Session IX - Foot & Ankle


Saturday, October 14, 2000 Session IX, Paper #61, 10:40 am

Anatomic Compression Arthrodesis Technique (ACAT) for Post-Traumatic Arthrosis of the Ankle: Results of Treatment

Steven D. Steinlauf, MD; Keith Heir, MD; Arthur Walling, MD; Roy Sanders, MD, Florida Orthopaedic Institute, Tampa, FL

Purpose: Ankle arthrodesis is the standard in surgical treatment of post-traumatic arthrosis. Many techniques exist, with the implication that no one technique is optimal. The purpose of this paper is to describe the results using an easily reproducible technique for arthrodesis of the ankle.

Methods: A retrospective review was performed of all patients who underwent ankle arthrodesis at our institution between 1986 and 1998. Our surgical technique employs joint debridement, drilling of the subchondral bone, deformity correction, and bone grafting. Ankle anatomy is maintained. Internal compression is achieved using large, cannulated lag screws. When necessary, a low profile anterior plate is applied. Follow-up radiographs were used to determine time to fusion and progression of arthrosis. Patients were evaluated with the AOFAS ankle and hindfoot score.

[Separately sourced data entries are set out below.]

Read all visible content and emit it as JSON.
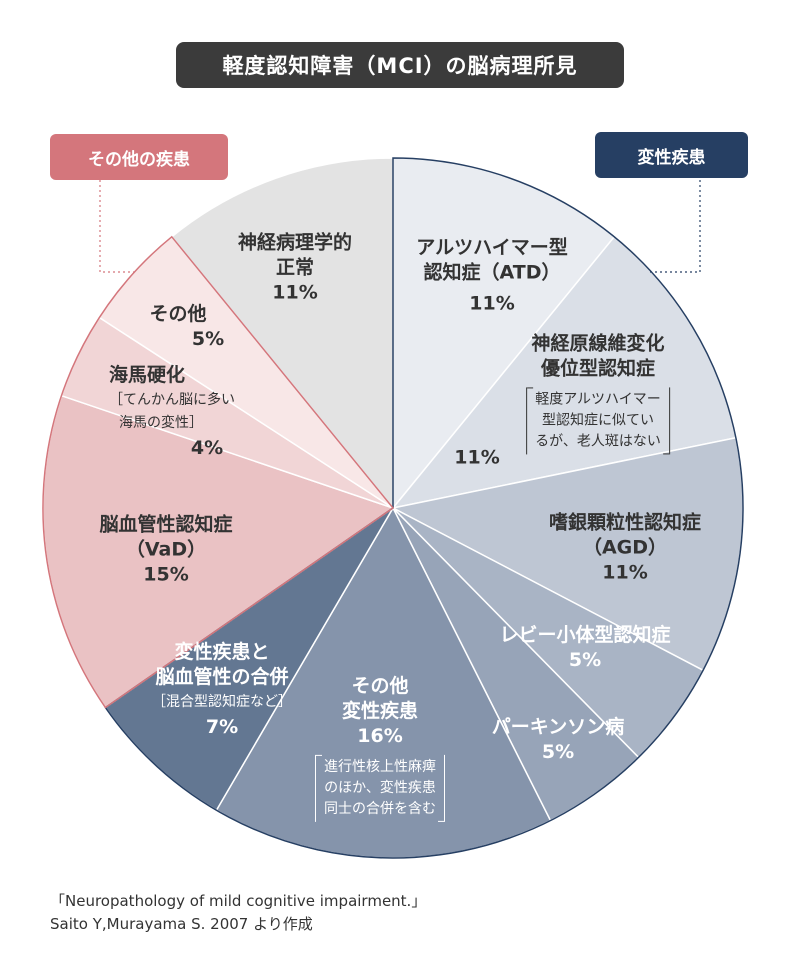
{
  "title": "軽度認知障害（MCI）の脳病理所見",
  "groups": {
    "other": {
      "label": "その他の疾患",
      "color": "#d4767c"
    },
    "degenerative": {
      "label": "変性疾患",
      "color": "#263f63"
    }
  },
  "chart_data": {
    "type": "pie",
    "title": "軽度認知障害（MCI）の脳病理所見",
    "slices": [
      {
        "name": "アルツハイマー型認知症（ATD）",
        "value": 11,
        "pct": "11%",
        "color": "#e9ecf1"
      },
      {
        "name": "神経原線維変化優位型認知症",
        "value": 11,
        "pct": "11%",
        "color": "#dadfe7",
        "note": [
          "軽度アルツハイマー",
          "型認知症に似てい",
          "るが、老人斑はない"
        ]
      },
      {
        "name": "嗜銀顆粒性認知症（AGD）",
        "value": 11,
        "pct": "11%",
        "color": "#bec6d3"
      },
      {
        "name": "レビー小体型認知症",
        "value": 5,
        "pct": "5%",
        "color": "#a9b4c5"
      },
      {
        "name": "パーキンソン病",
        "value": 5,
        "pct": "5%",
        "color": "#97a4b8"
      },
      {
        "name": "その他変性疾患",
        "value": 16,
        "pct": "16%",
        "color": "#8594ab",
        "note": [
          "進行性核上性麻痺",
          "のほか、変性疾患",
          "同士の合併を含む"
        ]
      },
      {
        "name": "変性疾患と脳血管性の合併",
        "value": 7,
        "pct": "7%",
        "color": "#637792",
        "note": [
          "［混合型認知症など］"
        ]
      },
      {
        "name": "脳血管性認知症（VaD）",
        "value": 15,
        "pct": "15%",
        "color": "#eac2c4"
      },
      {
        "name": "海馬硬化",
        "value": 4,
        "pct": "4%",
        "color": "#f1d5d6",
        "note": [
          "［てんかん脳に多い",
          "海馬の変性］"
        ]
      },
      {
        "name": "その他",
        "value": 5,
        "pct": "5%",
        "color": "#f8e7e7"
      },
      {
        "name": "神経病理学的正常",
        "value": 11,
        "pct": "11%",
        "color": "#e3e3e3"
      }
    ]
  },
  "labels": {
    "atd": {
      "l1": "アルツハイマー型",
      "l2": "認知症（ATD）",
      "pct": "11%"
    },
    "nft": {
      "l1": "神経原線維変化",
      "l2": "優位型認知症",
      "n1": "軽度アルツハイマー",
      "n2": "型認知症に似てい",
      "n3": "るが、老人斑はない",
      "pct": "11%"
    },
    "agd": {
      "l1": "嗜銀顆粒性認知症",
      "l2": "（AGD）",
      "pct": "11%"
    },
    "dlb": {
      "l1": "レビー小体型認知症",
      "pct": "5%"
    },
    "pd": {
      "l1": "パーキンソン病",
      "pct": "5%"
    },
    "otherdeg": {
      "l1": "その他",
      "l2": "変性疾患",
      "pct": "16%",
      "n1": "進行性核上性麻痺",
      "n2": "のほか、変性疾患",
      "n3": "同士の合併を含む"
    },
    "mixed": {
      "l1": "変性疾患と",
      "l2": "脳血管性の合併",
      "n1": "［混合型認知症など］",
      "pct": "7%"
    },
    "vad": {
      "l1": "脳血管性認知症",
      "l2": "（VaD）",
      "pct": "15%"
    },
    "hs": {
      "l1": "海馬硬化",
      "n1": "［てんかん脳に多い",
      "n2": "海馬の変性］",
      "pct": "4%"
    },
    "other": {
      "l1": "その他",
      "pct": "5%"
    },
    "normal": {
      "l1": "神経病理学的",
      "l2": "正常",
      "pct": "11%"
    }
  },
  "caption": {
    "line1": "「Neuropathology of mild cognitive impairment.」",
    "line2": "Saito Y,Murayama S. 2007 より作成"
  }
}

Results: Seventy-eight arthrodeses were performed in 76 patients. Adequate radiographic follow-up to confirm fusion was possible for 72 ankles (92%). Fusion occurred in 69 of 72 ankles (96%). Time to fusion averaged 15 weeks. Three nonunions occurred. After revision using the same technique, 2 of 3 nonunions fused. Thus, 71 of 72 ankles (99%) were successfully fused.

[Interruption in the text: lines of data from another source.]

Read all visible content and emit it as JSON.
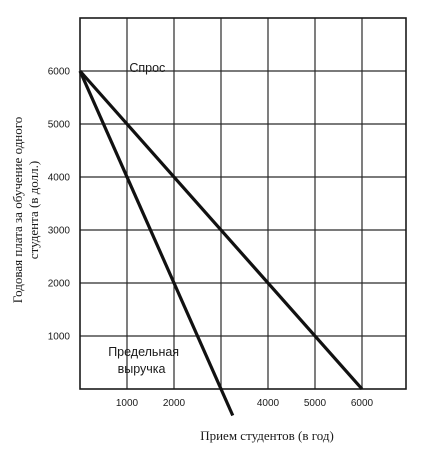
{
  "chart_data": {
    "type": "line",
    "title": "",
    "xlabel": "Прием студентов (в год)",
    "ylabel": "Годовая плата за обучение одного студента (в долл.)",
    "xlim": [
      0,
      6500
    ],
    "ylim": [
      0,
      6500
    ],
    "x_ticks": [
      {
        "value": 1000,
        "label": "1000"
      },
      {
        "value": 2000,
        "label": "2000"
      },
      {
        "value": 4000,
        "label": "4000"
      },
      {
        "value": 5000,
        "label": "5000"
      },
      {
        "value": 6000,
        "label": "6000"
      }
    ],
    "y_ticks": [
      {
        "value": 1000,
        "label": "1000"
      },
      {
        "value": 2000,
        "label": "2000"
      },
      {
        "value": 3000,
        "label": "3000"
      },
      {
        "value": 4000,
        "label": "4000"
      },
      {
        "value": 5000,
        "label": "5000"
      },
      {
        "value": 6000,
        "label": "6000"
      }
    ],
    "grid": true,
    "series": [
      {
        "name": "Спрос",
        "x": [
          0,
          6000
        ],
        "y": [
          6000,
          0
        ]
      },
      {
        "name": "Предельная выручка",
        "x": [
          0,
          3250
        ],
        "y": [
          6000,
          -500
        ]
      }
    ],
    "annotations": [
      {
        "text": "Спрос",
        "x": 1050,
        "y": 5980
      },
      {
        "text": "Предельная",
        "x": 600,
        "y": 620
      },
      {
        "text": "выручка",
        "x": 800,
        "y": 300
      }
    ]
  }
}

Two-year follow-up was possible for 61 ankles in 59 patients (78%). The average age was 51 years, (range 20-77 years). Twenty-three patients were involved in worker's compensation claims. Follow-up averaged 58 months, (range 24-150 months).

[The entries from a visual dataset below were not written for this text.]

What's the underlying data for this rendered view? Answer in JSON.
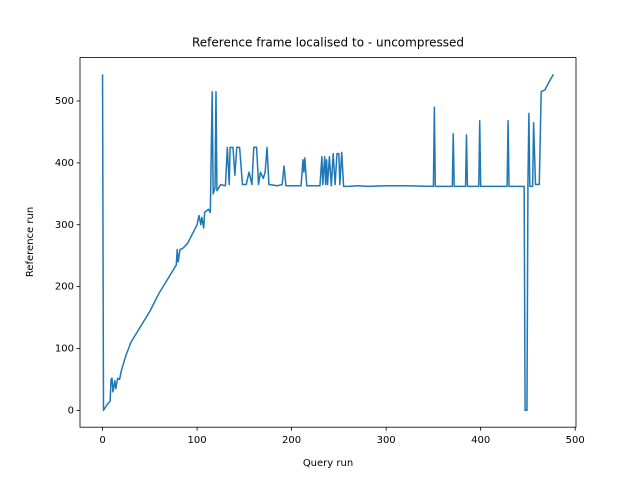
{
  "chart_data": {
    "type": "line",
    "title": "Reference frame localised to - uncompressed",
    "x_label": "Query run",
    "y_label": "Reference run",
    "color": "#1f77b4",
    "x": [
      0,
      1,
      5,
      8,
      9,
      10,
      11,
      13,
      14,
      16,
      18,
      20,
      25,
      30,
      40,
      50,
      60,
      70,
      78,
      79,
      80,
      82,
      85,
      90,
      95,
      100,
      102,
      104,
      105,
      107,
      108,
      112,
      114,
      116,
      117,
      119,
      120,
      121,
      125,
      130,
      132,
      134,
      135,
      138,
      140,
      142,
      145,
      148,
      152,
      155,
      158,
      160,
      163,
      165,
      167,
      170,
      172,
      174,
      176,
      185,
      190,
      192,
      194,
      210,
      212,
      213,
      214,
      216,
      230,
      232,
      233,
      235,
      236,
      237,
      238,
      240,
      242,
      244,
      246,
      248,
      250,
      251,
      253,
      255,
      260,
      270,
      280,
      300,
      320,
      350,
      351,
      352,
      370,
      371,
      372,
      384,
      385,
      386,
      398,
      399,
      400,
      428,
      429,
      430,
      446,
      447,
      449,
      450,
      451,
      452,
      455,
      456,
      458,
      462,
      464,
      468,
      472,
      477
    ],
    "values": [
      543,
      0,
      10,
      15,
      50,
      52,
      30,
      48,
      35,
      52,
      50,
      65,
      90,
      110,
      135,
      160,
      190,
      215,
      235,
      260,
      240,
      260,
      262,
      270,
      285,
      300,
      315,
      300,
      312,
      295,
      320,
      325,
      320,
      515,
      350,
      360,
      515,
      355,
      365,
      363,
      425,
      365,
      425,
      425,
      380,
      425,
      425,
      365,
      365,
      385,
      365,
      425,
      425,
      365,
      385,
      375,
      385,
      425,
      365,
      363,
      365,
      395,
      363,
      363,
      405,
      385,
      408,
      363,
      363,
      410,
      365,
      410,
      365,
      405,
      365,
      410,
      363,
      415,
      365,
      415,
      415,
      365,
      417,
      362,
      362,
      363,
      362,
      363,
      363,
      362,
      490,
      362,
      362,
      447,
      362,
      362,
      445,
      362,
      362,
      468,
      362,
      362,
      468,
      362,
      362,
      0,
      0,
      365,
      480,
      362,
      362,
      465,
      365,
      365,
      515,
      518,
      530,
      543
    ],
    "xlim": [
      -23.85,
      500.85
    ],
    "ylim": [
      -27.15,
      570.15
    ],
    "xticks": [
      0,
      100,
      200,
      300,
      400,
      500
    ],
    "yticks": [
      0,
      100,
      200,
      300,
      400,
      500
    ]
  }
}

For patients not involved in a worker's compensation claim, the postoperative AOFAS ankle-hindfoot score averaged 72 points (range 28-96). Thirty-three of 35 patients (94%) were satisfied, 34 of 35 (97%) admitted to less pain, and 31 of 35 (89%) felt that their function had increased.

For those patients with a work-related injury, the average score was 66 points, (range 33-98). Sixteen of 19 (84%) were satisfied, 14 of 19 (74%) admitted to less pain, and 15 of 19 (79%) felt that their function had increased.

Complications involving the ankle occurred in 17 patients. These included 3 nonunions, 3 superficial infections, 8 suboptimal positions, 2 cases of tendinitis, and 1 case each of reflex sympathetic dystrophy and symptomatic leg length discrepancy. Three patients experienced complications related to the iliac crest bone graft donor site. In addition, 11 patients complained of painful hardware. Progressive arthrosis occurred at the subtalar joint in 58% of ankles, at the talonavicular joint in 50%, and at the calcaneocuboid joint in 8%.

Discussion: The Anatomic Compression Arthrodesis Technique (ACAT) provides many advantages, including minimal soft tissue disruption, ease of deformity correction, early rehabilitation, and a high rate of union. Ninety-one percent of the patients were satisfied, and 89% had a significant diminution of their pre-operative pain. Ankle arthroplasty, the only other option currently available, has shown disappointing results in the past, and newer designs have only seen short term follow-up.

Conclusion: The Anatomic Compression Arthrodesis Technique (ACAT) results in a low incidence of nonunion and a high level of patient satisfaction, is easily reproducible, and should be considered as the current treatment of choice for this difficult problem.